Optimization of the Sintering Parameters for Materials Manufactured by Powder Injection Molding

The properties of sintered and heat-treated steels produced from the Catamold 8740 material by powder injection molding were examined. Parts made of the Catamold 8740 low-alloy mild carbon steel are used in the military, automotive, and other industries where high reliability and resistance to dynamic loads are required. The Catamold 8740 chemical homogeneity was studied as a function of powder injection molding parameters: heating rate, sintering temperature, holding time, and subsequent heat treatment.
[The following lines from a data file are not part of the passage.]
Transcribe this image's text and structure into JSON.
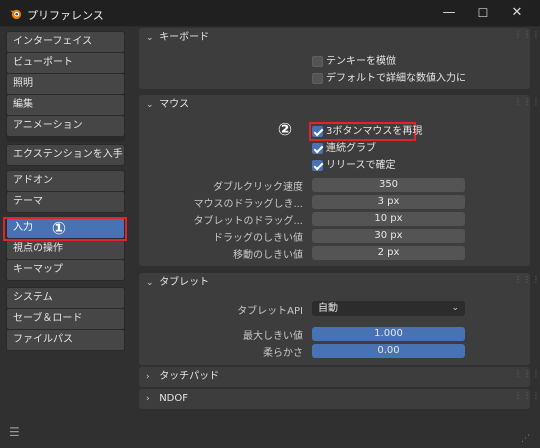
{
  "window": {
    "title": "プリファレンス",
    "controls": [
      "—",
      "☐",
      "✕"
    ]
  },
  "nav": {
    "groups": [
      [
        "インターフェイス",
        "ビューポート",
        "照明",
        "編集",
        "アニメーション"
      ],
      [
        "エクステンションを入手"
      ],
      [
        "アドオン",
        "テーマ"
      ],
      [
        "入力",
        "視点の操作",
        "キーマップ"
      ],
      [
        "システム",
        "セーブ＆ロード",
        "ファイルパス"
      ]
    ],
    "active": "入力"
  },
  "keyboard": {
    "header": "キーボード",
    "options": [
      {
        "label": "テンキーを模倣",
        "checked": false
      },
      {
        "label": "デフォルトで詳細な数値入力に",
        "checked": false
      }
    ]
  },
  "mouse": {
    "header": "マウス",
    "options": [
      {
        "label": "3ボタンマウスを再現",
        "checked": true
      },
      {
        "label": "連続グラブ",
        "checked": true
      },
      {
        "label": "リリースで確定",
        "checked": true
      }
    ],
    "fields": [
      {
        "label": "ダブルクリック速度",
        "value": "350"
      },
      {
        "label": "マウスのドラッグしき...",
        "value": "3 px"
      },
      {
        "label": "タブレットのドラッグ...",
        "value": "10 px"
      },
      {
        "label": "ドラッグのしきい値",
        "value": "30 px"
      },
      {
        "label": "移動のしきい値",
        "value": "2 px"
      }
    ]
  },
  "tablet": {
    "header": "タブレット",
    "api_label": "タブレットAPI",
    "api_value": "自動",
    "sliders": [
      {
        "label": "最大しきい値",
        "value": "1.000",
        "fraction": 1.0
      },
      {
        "label": "柔らかさ",
        "value": "0.00",
        "fraction": 0.0
      }
    ]
  },
  "collapsed_sections": [
    "タッチパッド",
    "NDOF"
  ],
  "annotations": {
    "callout_1": "①",
    "callout_2": "②",
    "color": "#e0242b"
  },
  "icons": {
    "app": "blender-logo-icon",
    "menu": "hamburger-menu-icon",
    "expanded": "chevron-down-icon",
    "collapsed": "chevron-right-icon"
  }
}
Microscopic analysis showed that Catamold 8740 was a mechanical mixture of powders in various sizes (carbonyl iron, nickel, Fe–Mo, Fe–Cr, Fe–Si-Mo, Fe–Si). When the heating rate of the Catamold 8740 powder mixture increased from 2 to 5 °C/min, the microstructural heterogeneity caused by uneven compaction decreased and the alloy formation process activated at 900–1340°C. The impact strength of Charpy V-notch test samples changed from 10.39 to 11.52 J/cm² with higher sintering temperature and heating rate increasing from 2 °C/min (1270°C) to 5 °C/min (1340°C). When holding time increased from 30 to 90 min at a sintering temperature of 1340°C, the material became denser, the pores rounded, and the ferrite matrix homogeneous. However, the impact strength decreased by a factor of 1.4 because of coarser grain sizes and brittle fracture. Heat treatment processes reduced the impact strength after sintering. The results obtained were used to optimize the powder injection molding parameters. The influence of chemical and dimensional inhomogeneity of the starting Catamold 8740 powders and sintering kinetics on the structure and mechanical properties of parts operating under impact loads was established.